Female, born to nonconsanguineous parentes of mixed Italian and Afro-Brazilian ancestry, born after uneventful pregnancy and delivery.

At the age of three and a half years she was noted to present gait disturbance, neuromotor delay, and skeletal abnormalities (cubitus valgus, short stature, and frontal bone bulging). At the age of four parents referred slow speech.

She was first seen in our service at the age of 8 years when residual activity of β-gal resulted 9 nmol/h/mg protein (RV 72-280) in leukocytes and neuraminidase resulted 54 nmol/h/mg (RV 30-38) in fibroblasts. Molecular analysis of GLB1 gene revealed compound heterozygosity for p.G311R and p.T500A mutations. Complementary radiologic evaluation showed thoracolumbar kyphoscoliosis, platyspondyly, and irregularities of the femoroacetabular joint with bilateral femoral head flattening. Cardiac and ophthalmologic evaluation resulted normal at the age of 23 years.

At the age of 11 years she evolved with dysarthria, dystonic movements, hyperreflexia, and at 12 ½ years she no longer was able to walk independently, requiring the use of a wheelchair. An osteotomy fixation of the femoral head, bilateral knee replacement, and bilateral tenotomy of the ischiotibial muscles were performed at the age of 18 years. At this age dysphagia was evident, at 19 she no longer engaged conversations, and at 22 she needed feeding help. Nowadays, at the age of 23 years, she remains with dysphagia, sialorrhea, and recurrents pneumonias.

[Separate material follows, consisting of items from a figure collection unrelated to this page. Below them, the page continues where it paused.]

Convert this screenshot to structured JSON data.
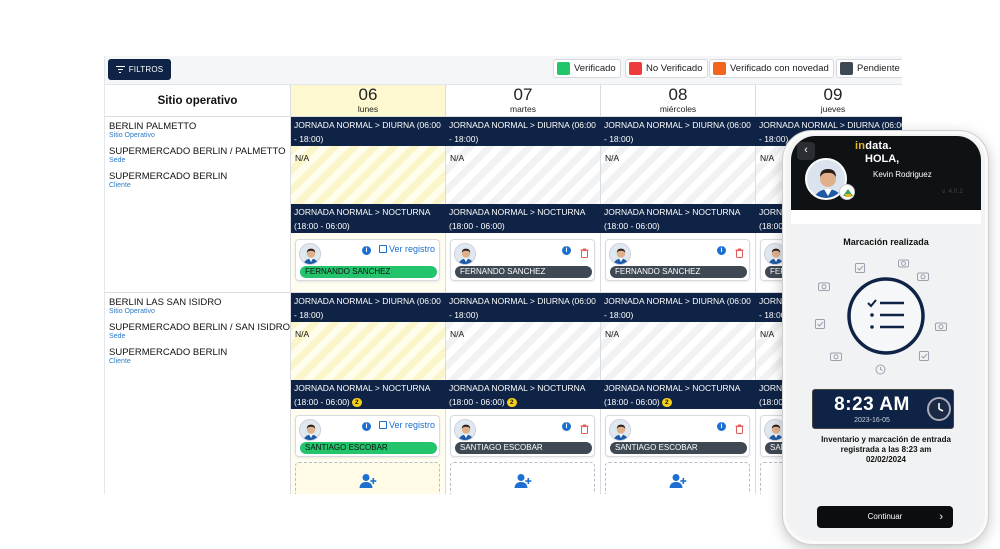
{
  "toolbar": {
    "filter_label": "FILTROS",
    "legend": [
      {
        "label": "Verificado",
        "color": "#22c56a"
      },
      {
        "label": "No Verificado",
        "color": "#ee3b3b"
      },
      {
        "label": "Verificado con novedad",
        "color": "#f4651e"
      },
      {
        "label": "Pendiente V",
        "color": "#3d4852"
      }
    ]
  },
  "grid": {
    "site_header": "Sitio operativo",
    "days": [
      {
        "num": "06",
        "name": "lunes"
      },
      {
        "num": "07",
        "name": "martes"
      },
      {
        "num": "08",
        "name": "miércoles"
      },
      {
        "num": "09",
        "name": "jueves"
      }
    ],
    "rows": [
      {
        "site": [
          {
            "title": "BERLIN PALMETTO",
            "sub": "Sitio Operativo"
          },
          {
            "title": "SUPERMERCADO BERLIN / PALMETTO",
            "sub": "Sede"
          },
          {
            "title": "SUPERMERCADO BERLIN",
            "sub": "Cliente"
          }
        ],
        "shift1": "JORNADA NORMAL > DIURNA (06:00 - 18:00)",
        "na": "N/A",
        "shift2": "JORNADA NORMAL > NOCTURNA (18:00 - 06:00)",
        "shift2_badge": "",
        "worker": "FERNANDO SANCHEZ"
      },
      {
        "site": [
          {
            "title": "BERLIN LAS SAN ISIDRO",
            "sub": "Sitio Operativo"
          },
          {
            "title": "SUPERMERCADO BERLIN / SAN ISIDRO",
            "sub": "Sede"
          },
          {
            "title": "SUPERMERCADO BERLIN",
            "sub": "Cliente"
          }
        ],
        "shift1": "JORNADA NORMAL > DIURNA (06:00 - 18:00)",
        "na": "N/A",
        "shift2": "JORNADA NORMAL > NOCTURNA (18:00 - 06:00)",
        "shift2_badge": "2",
        "worker": "SANTIAGO ESCOBAR"
      }
    ],
    "ver_registro": "Ver registro",
    "info_glyph": "i"
  },
  "phone": {
    "brand_in": "in",
    "brand_rest": "data.",
    "greeting": "HOLA,",
    "user_name": "Kevin Rodriguez",
    "version": "v. 4.0.1",
    "status_title": "Marcación realizada",
    "time": "8:23 AM",
    "date": "2023-16-05",
    "message_line1": "Inventario y marcación de entrada",
    "message_line2": "registrada a las 8:23 am",
    "message_line3": "02/02/2024",
    "continue_label": "Continuar",
    "back_glyph": "‹",
    "chevron_glyph": "›"
  }
}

Neurologic evaluation was compromised due pain and skeletal deformities. She presented with pyramidal syndrome comprising alive, active reflexes; extrapyramidal signs were grimacing face, symmetric facial dystonia and limbs dystonia, diffuse muscular atrophy, dysphagia, dysarthria, abnormal eye movement with conjugate gaze palsy (vertical and horizontal). She showed apparent mild intellectual deficiency.

Patient 8

Male, born to nonconsanguineous parents with mixed Italian and Dutch ancestry. The mother referred use of carbamazepine during pregnancy, which was otherwise uneventful. He had normal somatic and neurologic development until one year of age when he was noted to present gait disturbance (mostly on right), frequent falls, lack of balance, and involution of speech and bladder control until the age of 3 years.

At the age of 5 years he was referred for evaluation in our service due to “neurologic involution syndrome”. Residual activity of β-gal was 11.7 nmol/h/mg protein (RV 394-1440) and neuraminidase 19 nmol/h/mg protein (VR: 30-38), both in fibroblasts. Direct sequencing of GLB1 gene revealed the presence of compound heterozygous mutations (p.F107L and p. L173P) besides the neutral alteration p.P152P. Abdominal ultrasound examination, cardiac and ophthalmologic evaluations showed no abnormalities. A skeletal survey showed enlargement of the sella turcica, protusion and irregularities of the vertebral bodies, acetabular irregularities and dislocation of distal epiphysis at right. An electroencephalogram showed often and progressive epileptiform disorder during sleep.

He presented with dysarthria and speech loss between seven and eight years of age, loss of ambulation at 10 years, and progressive lower limbs spasticity. At the age of 11 years he had dysphagia.

On physical examination at the age of 18 years he presented with short stature and was confined to wheelchair. Neurologic evaluation was compromised due to skeletal deformities, pain, and lack of collaboration. He presented pyramidal syndrome comprising increased tonus and cutaneous reflex-dependent speed planting in extension. Extrapyramidal signs were facial symmetric dystonia, grimacing face, limbs and axial dystonia, dysphagia and dysarthria. Eye movements evaluation was not possible due to lack of cooperation. He presented impairment of cognition and depression.

Patient 9

Female, born to nonconsanguineous parents after uneventful pregnancy and delivery. Somatic and neurologic developments were described as initially normal. The ethnic background comprises Spanish, Portuguese, German, French, and Italian ancestry.

Soon after birth karyotyping was requested due to a clinical suspicion of Down syndrome, with normal result. At the age of five years a pediatrician noticed lumbar hyperlordosis and thoracic protrusion, and at the age of seven years the family complained about short trunk and genu valgus, being diagnosed with Morquio B disease in another service.